I worked with the actor for over an hour, and I think we left it in pretty good shape.  He was nervous about tackling Shakespeare for the first time, and to do it with such a pivotal role.  His instincts are dead on; he just needs to build his confidence and learn how to play the punctuation.  By the end of the night he was nailing some of the bigger soliloquies and we had started to move past just playing the punctuation and adding layers of art to the performance.  It was time well spent.

Issues raised:
--Meg Page raised a question about a bit of verse.  In Act IV, Scene 2, she is left alone on stage and has a short soliloquy that starts in prose and then switches to 4 lines of rhymed verse.  Worse than that, it is a pair of rhymed couplets.  The speech reads:
Hang him, dishonest varlet! we cannot misuse him enough.
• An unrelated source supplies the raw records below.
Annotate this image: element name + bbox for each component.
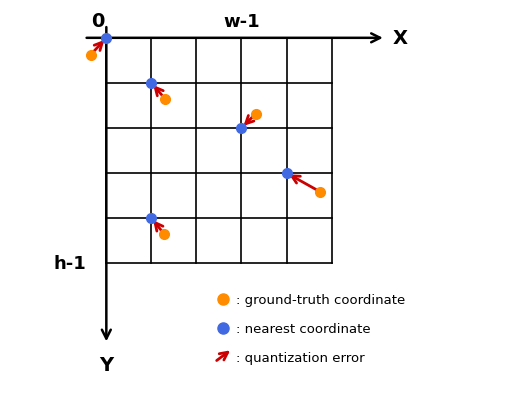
Text: : nearest coordinate: : nearest coordinate: [236, 322, 370, 335]
Text: : ground-truth coordinate: : ground-truth coordinate: [236, 293, 405, 306]
Text: 0: 0: [91, 12, 105, 31]
Text: X: X: [391, 29, 407, 48]
Text: : quantization error: : quantization error: [236, 351, 364, 364]
Text: Y: Y: [99, 356, 113, 375]
Text: w-1: w-1: [223, 13, 259, 30]
Text: h-1: h-1: [53, 255, 86, 272]
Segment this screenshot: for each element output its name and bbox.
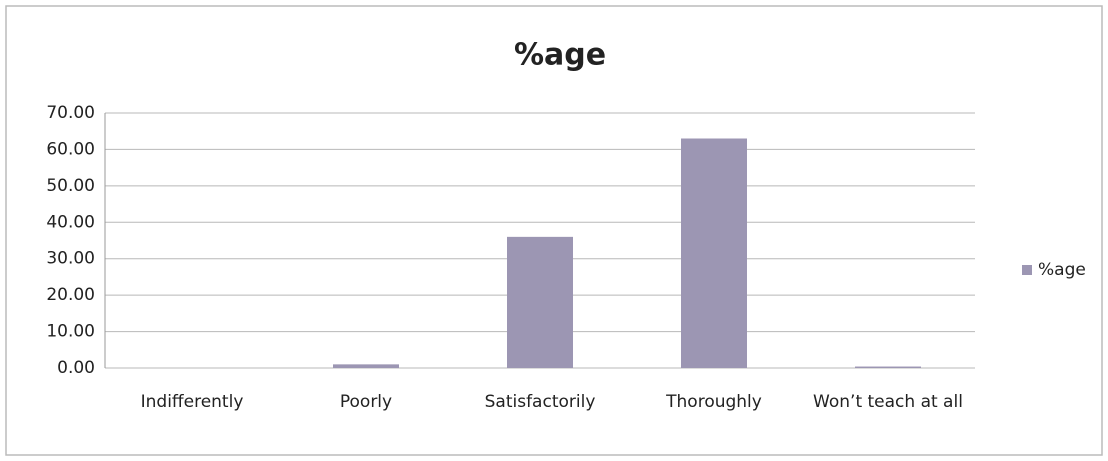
y-tick-label: 30.00 xyxy=(46,249,95,269)
bar xyxy=(855,366,921,368)
bar xyxy=(333,364,399,368)
y-tick-label: 0.00 xyxy=(57,358,95,378)
legend-swatch xyxy=(1022,265,1032,275)
y-tick-label: 40.00 xyxy=(46,212,95,232)
x-tick-label: Indifferently xyxy=(140,392,244,412)
y-tick-label: 20.00 xyxy=(46,285,95,305)
chart-title: %age xyxy=(514,38,606,73)
bar xyxy=(507,236,573,368)
x-tick-label: Thoroughly xyxy=(666,392,762,412)
bar xyxy=(681,138,747,368)
chart-border xyxy=(5,5,1103,456)
x-tick-label: Satisfactorily xyxy=(484,392,596,412)
y-tick-label: 60.00 xyxy=(46,139,95,159)
y-tick-label: 70.00 xyxy=(46,103,95,123)
legend-label: %age xyxy=(1038,260,1086,280)
y-tick-label: 10.00 xyxy=(46,322,95,342)
x-tick-label: Poorly xyxy=(339,392,393,412)
x-tick-label: Won’t teach at all xyxy=(813,392,963,412)
y-tick-label: 50.00 xyxy=(46,176,95,196)
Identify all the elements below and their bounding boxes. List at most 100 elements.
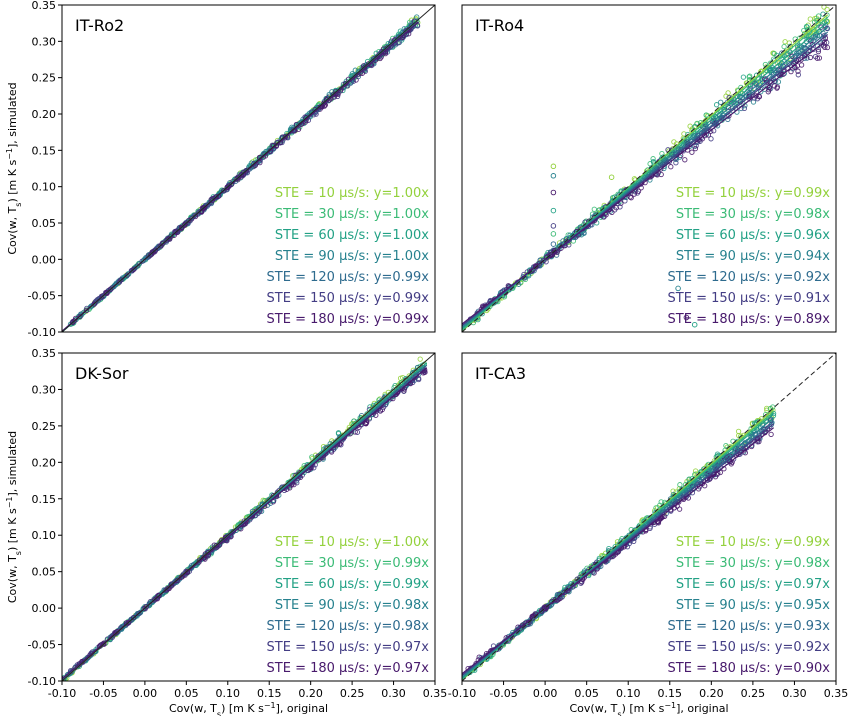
data-point [209, 197, 215, 204]
data-point [406, 31, 412, 37]
data-point [184, 568, 191, 575]
data-point [295, 126, 302, 132]
data-point [96, 295, 102, 302]
data-point [713, 102, 720, 108]
data-point [179, 224, 185, 231]
legend-entry-ste-90: STE = 90 μs/s: y=0.95x [676, 598, 830, 613]
data-point [795, 72, 801, 78]
data-point [758, 89, 764, 95]
data-point [788, 68, 794, 75]
y-tick-label: 0.20 [32, 108, 57, 121]
legend-entry-ste-150: STE = 150 μs/s: y=0.97x [267, 640, 430, 655]
legend-entry-ste-30: STE = 30 μs/s: y=0.98x [676, 207, 830, 222]
x-tick-label: -0.05 [489, 687, 517, 700]
data-point [668, 164, 674, 170]
legend-entry-ste-180: STE = 180 μs/s: y=0.97x [267, 661, 430, 676]
data-point [221, 187, 227, 194]
data-point [740, 74, 747, 80]
outlier-point [550, 231, 557, 237]
data-point [70, 319, 76, 325]
one-to-one-line [62, 5, 435, 332]
data-point [77, 313, 83, 320]
data-point [189, 216, 195, 222]
y-tick-label: 0.10 [32, 181, 57, 194]
data-point [354, 429, 361, 435]
data-point [156, 593, 162, 599]
data-point [373, 412, 379, 418]
data-point [287, 485, 293, 491]
data-point [414, 14, 420, 20]
data-point [168, 583, 174, 589]
data-point [676, 506, 683, 512]
y-tick-label: 0.15 [32, 144, 57, 157]
data-point [414, 23, 421, 29]
data-point [804, 24, 810, 30]
legend-entry-ste-150: STE = 150 μs/s: y=0.99x [267, 291, 430, 306]
data-point [617, 204, 623, 210]
data-point [696, 137, 703, 143]
y-tick-label: -0.10 [28, 326, 56, 339]
legend-entry-ste-180: STE = 180 μs/s: y=0.99x [267, 312, 430, 327]
y-tick-label: 0.05 [32, 217, 57, 230]
y-tick-label: -0.10 [28, 675, 56, 688]
outlier-point [691, 321, 698, 328]
axes-frame [61, 4, 436, 333]
data-point [768, 431, 774, 438]
legend-entry-ste-150: STE = 150 μs/s: y=0.92x [668, 640, 831, 655]
data-point [764, 405, 770, 412]
data-point [725, 90, 731, 96]
axes-frame [61, 352, 436, 682]
data-point [624, 544, 631, 550]
data-point [686, 476, 692, 482]
y-tick-label: -0.05 [28, 290, 56, 303]
data-point [765, 89, 771, 95]
legend-entry-ste-120: STE = 120 μs/s: y=0.92x [668, 270, 831, 285]
y-tick-label: 0.35 [32, 0, 57, 12]
data-point [764, 79, 770, 85]
data-point [770, 404, 776, 410]
data-point [653, 505, 659, 511]
data-point [309, 454, 315, 460]
x-tick-label: -0.05 [89, 687, 117, 700]
data-point [680, 496, 687, 503]
data-point [536, 260, 543, 266]
data-point [282, 133, 288, 140]
data-point [142, 605, 148, 611]
y-tick-label: 0.30 [32, 383, 57, 396]
data-point [158, 243, 164, 249]
outlier-point [608, 174, 615, 180]
data-point [200, 206, 207, 212]
data-point [658, 499, 664, 505]
data-point [234, 176, 240, 182]
x-tick-label: -0.10 [448, 687, 476, 700]
data-point [139, 258, 145, 264]
data-point [638, 185, 644, 191]
legend-entry-ste-90: STE = 90 μs/s: y=0.94x [676, 249, 830, 264]
data-point [352, 429, 358, 435]
data-point [659, 150, 665, 157]
data-point [173, 228, 179, 234]
legend-entry-ste-10: STE = 10 μs/s: y=0.99x [676, 186, 830, 201]
legend-entry-ste-30: STE = 30 μs/s: y=0.98x [676, 556, 830, 571]
one-to-one-line [462, 5, 836, 332]
outlier-point [550, 163, 557, 170]
data-point [108, 633, 115, 640]
data-point [631, 538, 637, 545]
data-point [801, 27, 807, 34]
data-point [238, 172, 245, 178]
data-point [270, 499, 276, 505]
data-point [213, 194, 219, 200]
data-point [172, 229, 179, 235]
data-point [756, 94, 763, 100]
data-point [395, 40, 401, 46]
plot-area [462, 353, 836, 681]
outlier-point [550, 173, 557, 179]
data-point [417, 356, 423, 362]
data-point [781, 43, 787, 50]
x-tick-label: 0.00 [533, 687, 558, 700]
x-tick-label: 0.30 [381, 687, 406, 700]
x-tick-label: -0.10 [48, 687, 76, 700]
plot-area [462, 5, 836, 332]
legend-entry-ste-60: STE = 60 μs/s: y=0.99x [275, 577, 429, 592]
y-axis-label-2: Cov(w, Ts) [m K s−1], simulated [5, 431, 23, 603]
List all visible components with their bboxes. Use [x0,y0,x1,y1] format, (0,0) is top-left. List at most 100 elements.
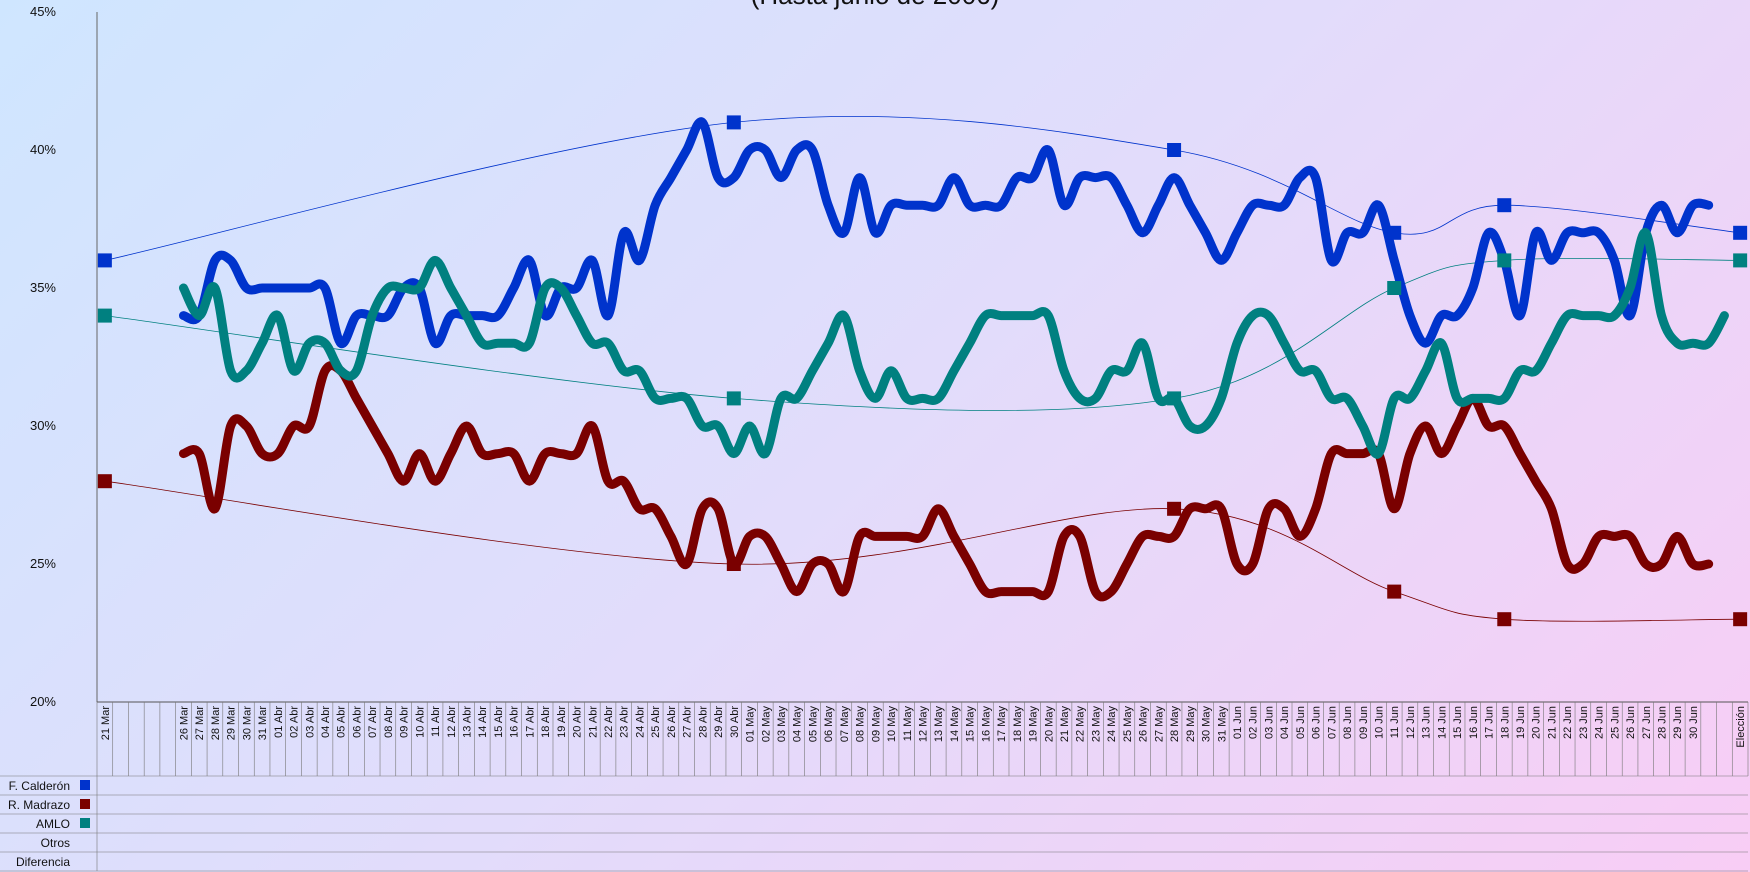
x-tick-label: 15 Jun [1452,706,1464,739]
x-tick-label: 08 Abr [383,706,395,738]
x-tick-label: 04 May [792,706,804,743]
x-tick-label: 15 Abr [493,706,505,738]
series-line [178,228,1729,459]
x-tick-label: 02 May [760,706,772,743]
x-tick-label: 24 Abr [634,706,646,738]
legend-swatch [80,799,90,809]
x-tick-label: 25 May [1122,706,1134,743]
legend-table: F. Calderón R. Madrazo AMLO Otros Diferencia [0,775,1748,872]
x-tick-label: 28 Mar [210,706,222,741]
x-tick-label: 14 Abr [477,706,489,738]
x-tick-label: 10 Abr [414,706,426,738]
x-tick-label: 06 Abr [351,706,363,738]
trend-line [104,480,1741,622]
x-tick-label: 10 Jun [1373,706,1385,739]
x-tick-label: 12 Abr [446,706,458,738]
y-tick-label: 35% [30,280,56,295]
x-tick-label: 25 Jun [1609,706,1621,739]
y-tick-label: 20% [30,694,56,709]
x-tick-label: 09 May [870,706,882,743]
x-tick-label: 04 Jun [1279,706,1291,739]
x-tick-label: 18 Jun [1499,706,1511,739]
x-tick-label: 02 Abr [289,706,301,738]
x-tick-label: 31 May [1216,706,1228,743]
y-tick-label: 25% [30,556,56,571]
x-tick-label: 29 Mar [226,706,238,741]
legend-label: AMLO [36,817,70,831]
x-tick-label: 24 May [1106,706,1118,743]
x-tick-label: 28 Abr [697,706,709,738]
trend-marker [97,474,112,489]
x-tick-label: 26 May [1138,706,1150,743]
x-tick-label: 05 Jun [1295,706,1307,739]
x-tick-label: 26 Mar [178,706,190,741]
x-tick-label: 09 Abr [399,706,411,738]
x-tick-label: 01 May [745,706,757,743]
x-tick-label: 04 Abr [320,706,332,738]
x-tick-label: 17 Jun [1484,706,1496,739]
x-tick-label: Elección [1735,706,1747,748]
trend-marker [726,391,741,406]
trend-marker [1167,501,1182,516]
trend-marker [1387,584,1402,599]
x-tick-label: 27 Jun [1641,706,1653,739]
x-tick-label: 22 Jun [1562,706,1574,739]
x-tick-label: 12 May [918,706,930,743]
trend-marker [1387,225,1402,240]
x-tick-label: 29 Abr [713,706,725,738]
x-tick-label: 03 May [776,706,788,743]
x-tick-label: 03 Abr [304,706,316,738]
x-tick-label: 21 May [1059,706,1071,743]
x-tick-label: 02 Jun [1248,706,1260,739]
x-tick-label: 30 May [1201,706,1213,743]
x-tick-label: 22 May [1075,706,1087,743]
x-tick-label: 09 Jun [1358,706,1370,739]
legend-swatch [80,780,90,790]
x-tick-label: 30 Mar [241,706,253,741]
trend-marker [1497,198,1512,213]
y-tick-label: 30% [30,418,56,433]
x-tick-label: 07 Jun [1326,706,1338,739]
x-tick-label: 23 Jun [1578,706,1590,739]
x-tick-label: 19 Jun [1515,706,1527,739]
x-tick-label: 20 Abr [572,706,584,738]
trend-marker [1733,225,1748,240]
x-tick-label: 16 Abr [509,706,521,738]
x-tick-label: 03 Jun [1263,706,1275,739]
x-tick-label: 26 Abr [666,706,678,738]
x-tick-label: 13 Abr [462,706,474,738]
x-tick-label: 14 Jun [1436,706,1448,739]
x-tick-label: 31 Mar [257,706,269,741]
x-tick-label: 12 Jun [1405,706,1417,739]
legend-label: Otros [41,836,70,850]
x-tick-label: 28 Jun [1657,706,1669,739]
x-tick-label: 18 May [1012,706,1024,743]
x-tick-label: 06 May [823,706,835,743]
x-tick-label: 25 Abr [650,706,662,738]
x-tick-label: 22 Abr [603,706,615,738]
x-tick-label: 10 May [886,706,898,743]
x-tick-label: 27 Abr [682,706,694,738]
x-tick-label: 01 Abr [273,706,285,738]
x-tick-label: 21 Mar [100,706,112,741]
trend-marker [1167,391,1182,406]
x-tick-label: 24 Jun [1594,706,1606,739]
legend-swatch [80,818,90,828]
x-tick-label: 20 May [1043,706,1055,743]
trend-marker [1387,281,1402,295]
series-line [178,361,1714,602]
legend-label: Diferencia [16,855,70,869]
chart-title: (Hasta junio de 2006) [751,0,1000,10]
y-tick-label: 40% [30,142,56,157]
x-axis: 21 Mar 26 Mar 27 Mar 28 Mar 29 Mar 30 Mar 31 M… [96,701,1749,776]
x-tick-label: 17 May [996,706,1008,743]
x-tick-label: 23 Abr [619,706,631,738]
trend-marker [1167,143,1182,157]
x-tick-label: 27 May [1153,706,1165,743]
x-tick-label: 19 Abr [556,706,568,738]
trend-markers [97,115,1748,627]
x-tick-label: 16 Jun [1468,706,1480,739]
x-tick-label: 19 May [1028,706,1040,743]
x-tick-label: 29 Jun [1672,706,1684,739]
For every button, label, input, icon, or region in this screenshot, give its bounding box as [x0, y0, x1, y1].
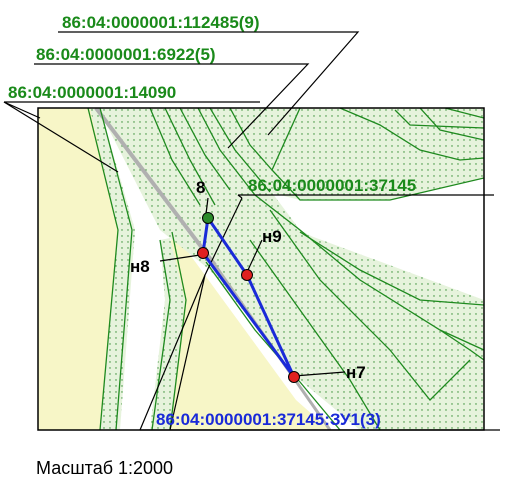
parcel-label-zu1: 86:04:0000001:37145:ЗУ1(3): [156, 410, 381, 429]
point-n9: [241, 269, 253, 281]
map-content: [38, 108, 484, 430]
parcel-label-6922: 86:04:0000001:6922(5): [36, 45, 216, 64]
point-n7: [288, 371, 300, 383]
point-label-n7: н7: [346, 363, 366, 382]
point-label-n8: н8: [130, 257, 150, 276]
zone-yellow-bottom: [156, 230, 330, 430]
label-leaders: [3, 31, 500, 431]
point-label-8: 8: [196, 178, 205, 197]
point-label-n9: н9: [262, 227, 282, 246]
road-line: [94, 108, 217, 267]
parcel-label-14090: 86:04:0000001:14090: [8, 83, 176, 102]
zone-hatched-left-strip: [90, 108, 135, 430]
scale-text: Масштаб 1:2000: [36, 458, 174, 478]
zone-hatched-top: [260, 108, 484, 200]
parcel-label-112485: 86:04:0000001:112485(9): [62, 13, 260, 32]
parcel-boundaries: [87, 108, 484, 430]
point-n8: [197, 247, 209, 259]
point-8: [202, 212, 214, 224]
parcel-label-37145: 86:04:0000001:37145: [248, 176, 416, 195]
zone-hatched-main: [98, 108, 484, 430]
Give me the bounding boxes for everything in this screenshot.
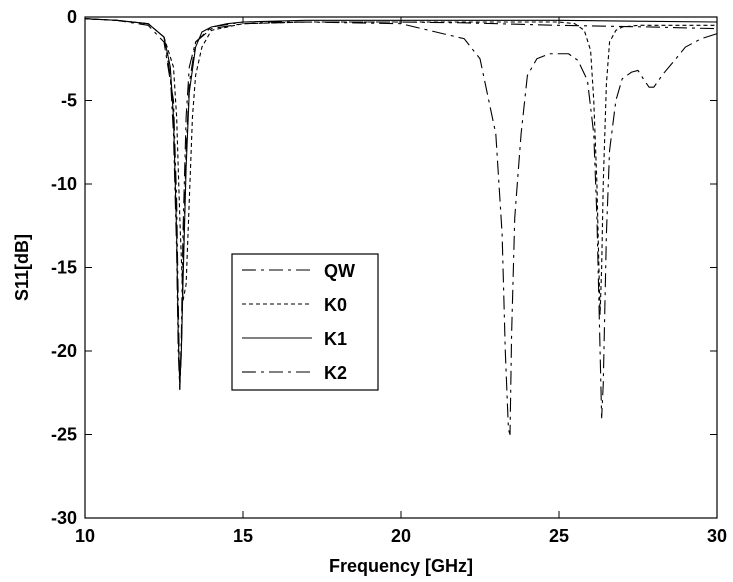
x-tick-label: 15 bbox=[233, 526, 253, 546]
series-line-k0 bbox=[84, 18, 717, 315]
y-tick-label: -15 bbox=[51, 258, 77, 278]
series-layer bbox=[84, 18, 718, 436]
x-tick-label: 10 bbox=[75, 526, 95, 546]
y-tick-label: -20 bbox=[51, 341, 77, 361]
x-axis-label: Frequency [GHz] bbox=[329, 556, 473, 576]
y-tick-label: -10 bbox=[51, 174, 77, 194]
legend-label-qw: QW bbox=[324, 261, 355, 281]
y-tick-label: -30 bbox=[51, 508, 77, 528]
legend-label-k0: K0 bbox=[324, 295, 347, 315]
y-axis-label: S11[dB] bbox=[12, 234, 32, 301]
legend-box bbox=[231, 253, 379, 391]
series-line-qw bbox=[84, 18, 718, 436]
plot-frame bbox=[84, 16, 718, 519]
series-line-k2 bbox=[84, 18, 718, 390]
y-tick-label: 0 bbox=[67, 7, 77, 27]
x-tick-label: 20 bbox=[391, 526, 411, 546]
labels-layer: 10 15 20 25 30 0 -5 -10 -15 -20 -25 -30 Frequency [G… bbox=[12, 7, 727, 576]
legend: QW K0 K1 K2 bbox=[231, 253, 379, 391]
x-tick-label: 25 bbox=[549, 526, 569, 546]
x-tick-label: 30 bbox=[707, 526, 727, 546]
legend-label-k1: K1 bbox=[324, 329, 347, 349]
legend-label-k2: K2 bbox=[324, 363, 347, 383]
y-tick-label: -5 bbox=[61, 91, 77, 111]
y-tick-label: -25 bbox=[51, 425, 77, 445]
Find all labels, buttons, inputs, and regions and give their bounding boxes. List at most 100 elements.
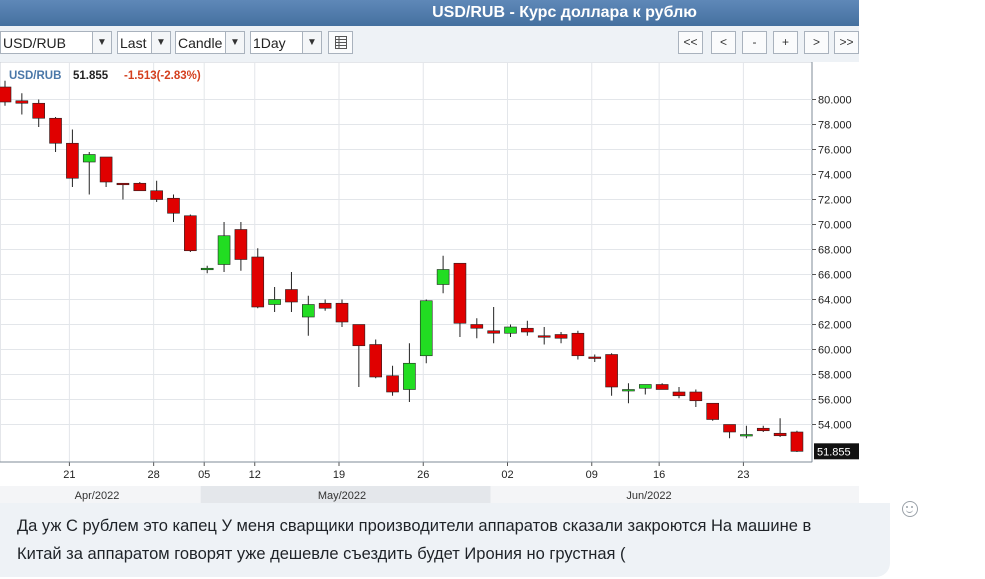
candle-body-down: [790, 431, 804, 452]
y-tick-label: 68.000: [818, 245, 852, 257]
y-tick-label: 78.000: [818, 120, 852, 132]
candle: [301, 295, 315, 336]
candle: [66, 129, 79, 187]
x-tick-label: 02: [501, 469, 513, 481]
candle-body-down: [386, 375, 399, 393]
scroll-first-button[interactable]: <<: [678, 31, 703, 54]
y-tick-label: 76.000: [818, 145, 852, 157]
candle-body-down: [571, 332, 585, 357]
candle-body-down: [773, 432, 787, 437]
y-tick-label: 54.000: [818, 420, 852, 432]
candle-body-down: [167, 197, 180, 214]
candle: [200, 265, 214, 274]
candle-body-down: [554, 334, 568, 339]
y-tick-label: 56.000: [818, 395, 852, 407]
scroll-last-button[interactable]: >>: [834, 31, 859, 54]
candle: [554, 332, 568, 344]
candle: [403, 343, 416, 402]
chevron-down-icon[interactable]: ▼: [225, 32, 244, 53]
zoom-in-button[interactable]: +: [773, 31, 798, 54]
plot-frame: [0, 61, 813, 463]
price-field-value: Last: [120, 35, 147, 51]
candle: [335, 299, 349, 327]
x-tick-label: 12: [249, 469, 261, 481]
chart-style-value: Candle: [178, 35, 223, 51]
last-value-label: 51.855: [817, 446, 851, 458]
price-field-select[interactable]: Last ▼: [117, 31, 171, 54]
plot-area[interactable]: 54.000 56.000 58.000 60.000 62.000 64.000 66.0…: [0, 61, 859, 503]
symbol-select[interactable]: USD/RUB ▼: [0, 31, 112, 54]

We'll leave a proof, by that which we will do,
Wives may be merry, and yet honest too:
We do not act that often jest and laugh;
'Tis old, but true, Still swine eat all the draff. 
Obviously switching to verse heightens the situation and tells the actress to pay attention to those lines.  She did, and that's where the question lie. Couple that with the deliberate rhyme scheme and we almost have a 4-line song right here in the middle of the scene, at the height of the anarchy.  Being put on the spot is never my strong suit.  We parsed out the language and figured out all that it was saying, but the question remained, why?  I likened it to the end of most Shakespeare plays when a character will come out and do the epilogue, essentially begging the audience's pardon and asking for their applause.  Here she's stating that she and Alice will show that women can have fun and keep their integrity, but no matter what they do, Falstaff will always be a pig and they won't succeed in changing him, but they also won't have to change themselves.  We're playing it directly to the audience and we'll see how that goes.

To prep for next time:
--More closely review the scenes to try to find those moments where I will get hung up.
--Figure out the use of the Garter Ensemble in the Garter scenes.